Linda McMillian, owner of McMillian's First Steps, said response to the system so far has been overwhelmingly positive. The center in November moved into a newly renovated, more spacious facility on North Claiborne Avenue, a few blocks from its previous location. She saw the Web monitoring system as an extra selling point in a very competitive market.

"It gives us an edge. Parents love the idea of being able to log in to see their children, especially our working parents who can't take advantage of our open-door policy," McMillian said.

Douglas M. McCabe, professor of labor relations, human resource management and organizational behavior at Georgetown University's school of business, sees such Web cameras as a piece of another trend.

"This trend is part and parcel of a larger trend in American business and industry, which is the issue of employee surveillance," McCabe said.

"It's not just an issue of parents wanting to see their children, but of parents wanting to make sure their children are being treated well. If day-care centers were to install video cameras, it would be incumbent on them to inform all of the employees that monitoring was going to occur. I would not want to see the use of hidden cameras."

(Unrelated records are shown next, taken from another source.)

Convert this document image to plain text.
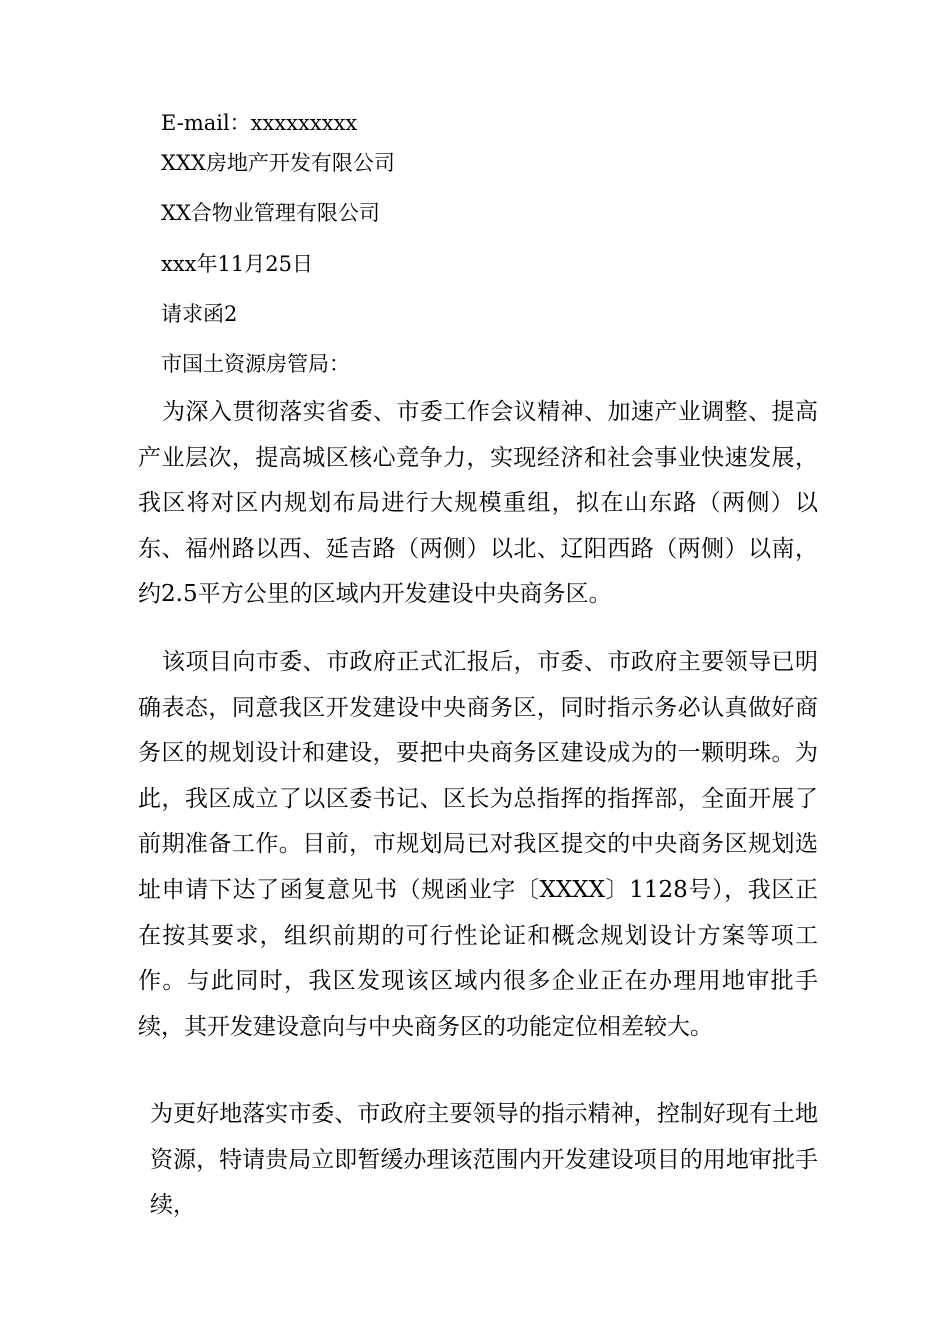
E-mail：xxxxxxxxx

XXX房地产开发有限公司

XX合物业管理有限公司

xxx年11月25日

请求函2

市国土资源房管局：

为深入贯彻落实省委、市委工作会议精神、加速产业调整、提高产业层次，提高城区核心竞争力，实现经济和社会事业快速发展，我区将对区内规划布局进行大规模重组，拟在山东路（两侧）以东、福州路以西、延吉路（两侧）以北、辽阳西路（两侧）以南，约2.5平方公里的区域内开发建设中央商务区。

该项目向市委、市政府正式汇报后，市委、市政府主要领导已明确表态，同意我区开发建设中央商务区，同时指示务必认真做好商务区的规划设计和建设，要把中央商务区建设成为的一颗明珠。为此，我区成立了以区委书记、区长为总指挥的指挥部，全面开展了前期准备工作。目前，市规划局已对我区提交的中央商务区规划选址申请下达了函复意见书（规函业字〔XXXX〕1128号），我区正在按其要求，组织前期的可行性论证和概念规划设计方案等项工作。与此同时，我区发现该区域内很多企业正在办理用地审批手续，其开发建设意向与中央商务区的功能定位相差较大。

为更好地落实市委、市政府主要领导的指示精神，控制好现有土地资源，特请贵局立即暂缓办理该范围内开发建设项目的用地审批手续，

McMillian and Jean said staff members are fully aware of the video cameras and have expressed no concerns.

"I always stress to my staff that they have to be ready for change," McMillian said.

Nichols, the center's prekindergarten teacher at McMillian's First Steps, said she is hardly aware of the camera that is always focused on her classroom.

"We have our daily activities and as long as we're doing what we're supposed to be doing, things are fine. We're doing what we always do, but now it's going online."